Когда у меня появилась возможность работать с модульным синтезом (собрать синтезатор, который бы соответствовал творческим задачам), я обнаружил, что можно генерировать одновременно несколько мелодий. И это прекрасно, очень гармонично работает по отношению к моей практике. Мой подход к музыке изменился. Но сердце этого подхода осталось: я все еще получаю удовольствие от того, что что-то меня может удивлять. Модульный синтез может удивить, и внутри него можно работать с полифонией импровизационно.

Максим: Это очень интересный момент,  я вижу твои сториз, ты продаешь или покупаешь какие-то новые модули. Чисто технически — это связная история?

Олег: Да.

Максим: Полифонические возможности непосредственно связаны с тем, с чем ты сейчас работаешь?

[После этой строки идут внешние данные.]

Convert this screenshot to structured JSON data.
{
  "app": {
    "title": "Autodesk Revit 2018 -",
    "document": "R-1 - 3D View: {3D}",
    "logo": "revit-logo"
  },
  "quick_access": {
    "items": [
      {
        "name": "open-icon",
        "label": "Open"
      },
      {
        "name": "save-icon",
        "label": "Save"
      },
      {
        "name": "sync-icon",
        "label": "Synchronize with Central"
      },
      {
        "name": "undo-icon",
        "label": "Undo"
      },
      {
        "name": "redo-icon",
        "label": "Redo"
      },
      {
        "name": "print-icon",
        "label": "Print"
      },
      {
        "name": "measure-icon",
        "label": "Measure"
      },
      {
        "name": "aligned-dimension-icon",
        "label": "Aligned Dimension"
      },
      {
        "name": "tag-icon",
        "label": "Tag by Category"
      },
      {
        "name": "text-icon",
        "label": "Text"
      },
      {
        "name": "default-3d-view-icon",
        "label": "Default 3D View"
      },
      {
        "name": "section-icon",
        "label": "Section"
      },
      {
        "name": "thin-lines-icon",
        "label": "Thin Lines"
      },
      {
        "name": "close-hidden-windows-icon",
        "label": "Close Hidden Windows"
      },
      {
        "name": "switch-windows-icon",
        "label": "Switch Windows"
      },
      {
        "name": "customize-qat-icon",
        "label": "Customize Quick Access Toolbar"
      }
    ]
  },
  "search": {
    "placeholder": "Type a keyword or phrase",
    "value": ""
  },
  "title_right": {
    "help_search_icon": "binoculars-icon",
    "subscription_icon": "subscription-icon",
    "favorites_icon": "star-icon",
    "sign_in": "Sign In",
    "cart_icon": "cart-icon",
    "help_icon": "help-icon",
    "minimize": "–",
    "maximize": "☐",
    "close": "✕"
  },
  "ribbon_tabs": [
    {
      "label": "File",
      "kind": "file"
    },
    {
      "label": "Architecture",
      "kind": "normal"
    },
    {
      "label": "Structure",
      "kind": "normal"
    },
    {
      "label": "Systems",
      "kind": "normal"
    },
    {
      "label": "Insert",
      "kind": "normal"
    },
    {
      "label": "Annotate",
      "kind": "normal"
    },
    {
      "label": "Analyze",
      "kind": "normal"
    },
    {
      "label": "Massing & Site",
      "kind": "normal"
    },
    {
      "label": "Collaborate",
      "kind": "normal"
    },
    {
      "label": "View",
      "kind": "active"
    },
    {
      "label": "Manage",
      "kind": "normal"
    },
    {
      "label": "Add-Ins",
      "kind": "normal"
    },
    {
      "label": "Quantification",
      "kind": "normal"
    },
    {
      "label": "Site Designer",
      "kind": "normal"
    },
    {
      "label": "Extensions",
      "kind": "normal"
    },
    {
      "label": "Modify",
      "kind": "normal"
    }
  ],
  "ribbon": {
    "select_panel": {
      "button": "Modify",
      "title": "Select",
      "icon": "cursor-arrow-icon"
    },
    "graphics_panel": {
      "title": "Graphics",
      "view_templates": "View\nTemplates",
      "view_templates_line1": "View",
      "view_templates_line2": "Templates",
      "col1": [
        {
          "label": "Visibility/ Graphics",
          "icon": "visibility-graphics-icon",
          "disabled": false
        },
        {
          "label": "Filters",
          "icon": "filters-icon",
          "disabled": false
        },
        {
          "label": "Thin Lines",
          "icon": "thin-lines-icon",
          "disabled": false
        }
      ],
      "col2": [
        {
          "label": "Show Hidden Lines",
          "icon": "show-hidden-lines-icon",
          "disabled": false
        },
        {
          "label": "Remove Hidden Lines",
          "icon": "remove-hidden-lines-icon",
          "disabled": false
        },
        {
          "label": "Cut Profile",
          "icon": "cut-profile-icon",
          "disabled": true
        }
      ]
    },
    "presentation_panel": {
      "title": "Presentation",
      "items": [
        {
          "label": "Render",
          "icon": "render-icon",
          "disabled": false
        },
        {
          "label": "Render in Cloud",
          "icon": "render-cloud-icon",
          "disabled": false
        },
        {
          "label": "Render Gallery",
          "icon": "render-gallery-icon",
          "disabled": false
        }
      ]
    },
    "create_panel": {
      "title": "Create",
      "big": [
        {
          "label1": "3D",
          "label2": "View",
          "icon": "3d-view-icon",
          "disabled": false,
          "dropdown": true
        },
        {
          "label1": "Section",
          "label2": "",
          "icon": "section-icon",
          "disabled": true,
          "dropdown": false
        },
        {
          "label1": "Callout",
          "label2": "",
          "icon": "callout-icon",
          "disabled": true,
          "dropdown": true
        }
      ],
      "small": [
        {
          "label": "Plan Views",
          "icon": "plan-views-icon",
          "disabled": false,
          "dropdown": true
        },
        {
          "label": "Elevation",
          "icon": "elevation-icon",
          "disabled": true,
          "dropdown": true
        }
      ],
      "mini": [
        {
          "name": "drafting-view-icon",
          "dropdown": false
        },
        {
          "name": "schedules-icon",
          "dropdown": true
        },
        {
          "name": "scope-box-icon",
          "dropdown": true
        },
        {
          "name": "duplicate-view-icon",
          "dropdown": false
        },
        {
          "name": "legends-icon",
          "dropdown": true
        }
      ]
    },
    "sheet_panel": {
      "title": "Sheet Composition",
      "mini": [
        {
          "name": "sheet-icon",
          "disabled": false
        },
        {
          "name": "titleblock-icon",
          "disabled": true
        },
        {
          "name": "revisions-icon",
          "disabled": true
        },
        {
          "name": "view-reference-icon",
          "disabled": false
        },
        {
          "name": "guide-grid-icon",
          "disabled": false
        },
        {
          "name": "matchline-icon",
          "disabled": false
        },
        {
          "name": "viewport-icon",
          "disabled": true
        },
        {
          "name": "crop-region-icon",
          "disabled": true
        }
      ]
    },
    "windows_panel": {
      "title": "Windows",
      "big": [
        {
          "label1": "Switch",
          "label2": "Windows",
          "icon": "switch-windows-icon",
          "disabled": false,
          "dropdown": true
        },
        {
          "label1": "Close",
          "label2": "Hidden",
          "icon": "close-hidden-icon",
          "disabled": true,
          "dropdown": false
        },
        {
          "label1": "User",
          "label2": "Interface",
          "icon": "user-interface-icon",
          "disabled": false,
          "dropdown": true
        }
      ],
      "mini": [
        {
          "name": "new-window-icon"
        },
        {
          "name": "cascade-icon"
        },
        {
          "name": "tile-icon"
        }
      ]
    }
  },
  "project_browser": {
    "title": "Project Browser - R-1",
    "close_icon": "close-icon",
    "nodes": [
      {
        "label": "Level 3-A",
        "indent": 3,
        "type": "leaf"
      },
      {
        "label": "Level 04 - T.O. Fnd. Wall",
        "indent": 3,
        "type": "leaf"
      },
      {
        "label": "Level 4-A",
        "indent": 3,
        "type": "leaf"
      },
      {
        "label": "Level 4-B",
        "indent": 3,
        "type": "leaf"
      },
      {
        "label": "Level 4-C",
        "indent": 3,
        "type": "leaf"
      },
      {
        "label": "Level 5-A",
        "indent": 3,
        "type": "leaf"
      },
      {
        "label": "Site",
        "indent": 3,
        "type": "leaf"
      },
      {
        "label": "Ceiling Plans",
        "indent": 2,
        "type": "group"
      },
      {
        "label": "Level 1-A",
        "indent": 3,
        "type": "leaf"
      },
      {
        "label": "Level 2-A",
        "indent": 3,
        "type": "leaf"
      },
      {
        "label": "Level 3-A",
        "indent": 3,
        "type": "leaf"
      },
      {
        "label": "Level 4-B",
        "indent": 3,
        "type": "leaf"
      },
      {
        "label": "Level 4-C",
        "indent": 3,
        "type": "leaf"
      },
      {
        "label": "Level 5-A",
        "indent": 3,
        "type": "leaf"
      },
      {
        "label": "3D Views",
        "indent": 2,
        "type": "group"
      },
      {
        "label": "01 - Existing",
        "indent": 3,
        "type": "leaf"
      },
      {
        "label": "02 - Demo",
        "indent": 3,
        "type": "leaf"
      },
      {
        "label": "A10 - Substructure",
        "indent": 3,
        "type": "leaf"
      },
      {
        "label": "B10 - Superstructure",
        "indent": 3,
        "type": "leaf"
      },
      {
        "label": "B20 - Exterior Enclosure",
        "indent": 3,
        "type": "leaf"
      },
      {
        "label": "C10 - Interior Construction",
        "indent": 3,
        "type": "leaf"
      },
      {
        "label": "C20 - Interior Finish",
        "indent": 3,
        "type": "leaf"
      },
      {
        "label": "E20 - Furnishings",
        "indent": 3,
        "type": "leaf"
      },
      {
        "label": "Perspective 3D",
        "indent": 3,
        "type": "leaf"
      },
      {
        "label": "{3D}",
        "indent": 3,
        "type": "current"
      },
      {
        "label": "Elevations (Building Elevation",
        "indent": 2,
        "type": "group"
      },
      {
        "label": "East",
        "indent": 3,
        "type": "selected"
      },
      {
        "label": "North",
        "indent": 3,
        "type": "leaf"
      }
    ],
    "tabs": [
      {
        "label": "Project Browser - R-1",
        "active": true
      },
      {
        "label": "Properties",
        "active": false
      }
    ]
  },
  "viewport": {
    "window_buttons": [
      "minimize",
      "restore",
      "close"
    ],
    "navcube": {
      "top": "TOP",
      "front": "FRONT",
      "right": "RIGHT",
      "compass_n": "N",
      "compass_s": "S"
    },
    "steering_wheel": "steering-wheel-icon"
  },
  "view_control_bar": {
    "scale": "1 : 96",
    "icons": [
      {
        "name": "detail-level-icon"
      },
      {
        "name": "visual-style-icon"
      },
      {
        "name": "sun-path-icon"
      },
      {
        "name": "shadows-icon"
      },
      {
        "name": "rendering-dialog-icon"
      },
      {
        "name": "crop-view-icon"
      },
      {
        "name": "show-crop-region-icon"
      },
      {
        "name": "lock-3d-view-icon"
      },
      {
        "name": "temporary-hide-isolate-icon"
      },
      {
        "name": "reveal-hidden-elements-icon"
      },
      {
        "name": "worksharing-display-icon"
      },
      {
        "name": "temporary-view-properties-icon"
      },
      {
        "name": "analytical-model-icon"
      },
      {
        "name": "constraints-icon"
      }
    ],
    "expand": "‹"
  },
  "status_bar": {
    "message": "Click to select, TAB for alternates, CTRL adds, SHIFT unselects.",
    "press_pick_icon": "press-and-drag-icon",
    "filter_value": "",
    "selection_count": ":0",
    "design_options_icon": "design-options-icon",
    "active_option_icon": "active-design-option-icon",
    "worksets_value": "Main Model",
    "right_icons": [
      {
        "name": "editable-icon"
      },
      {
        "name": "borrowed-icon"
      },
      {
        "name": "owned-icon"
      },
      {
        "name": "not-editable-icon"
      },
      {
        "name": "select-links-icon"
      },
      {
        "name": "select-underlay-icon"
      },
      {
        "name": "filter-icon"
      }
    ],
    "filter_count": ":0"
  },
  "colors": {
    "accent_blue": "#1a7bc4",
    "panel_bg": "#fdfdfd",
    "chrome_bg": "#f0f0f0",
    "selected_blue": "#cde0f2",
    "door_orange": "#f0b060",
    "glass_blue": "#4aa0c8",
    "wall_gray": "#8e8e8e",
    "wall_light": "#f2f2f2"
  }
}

Олег: Когда я собирал систему, она была универсальной — на ней можно было играть довольно широкий диапазон разной музыки. Потом эта система начала специализироваться на полифонии. Причем забавно, сейчас я отказался от многих крутых возможностей в пользу концептуально последовательного технического решения, чтобы конфигурация системы идеально соответствовала тем задачам, которые я для себя ставлю. Те сториз, которые ты видишь, — истории обменов, добавлений модулей.

Максим: Возвращаюсь к тому, с чего  начал — ты от текстур пришел к полноценному полифоническому произведению, сейчас даже человеку с образованием бывает очень сложно отличить реальную полифонию от того, что делаешь ты. Если разбираться, разница какая-то есть, но она настолько мало ощутима и это настолько круто, что…

Олег: Там нет строгих правил. Если брать старинную музыку Средневековья и Возрождения, то каждая «национальная» школа (в кавычках, национальных школ тогда не было, это мы привыкли так  это называть) применяла определенный набор правил, который был связан с самыми разными вещами, — например, со строем, который они использовали для инструментов, или с какими-то идеологическими предпочтениями. И там есть жесткие ограничения. У меня таких ограничений нет, просто потому, что они бы не позволили мне импровизировать.

Максим: Это тоже интересный момент, что при этом у тебя есть огромное пространство для импровизации.

Олег: Да, это то, что меня больше всего интересует. Завтра я буду играть вживую. Это будет создаваться на лету, нет никаких заготовок, кроме части григорианских песнопений(собственно, так строились органумы в Позднем Средневековье). Но, все, что создается машиной, создается на лету, и все это легко модифицировать.

Максим: Я вижу, что тембр тебе сейчас менее интересен, у тебя сформировалось к нему какое-то определенное отношение?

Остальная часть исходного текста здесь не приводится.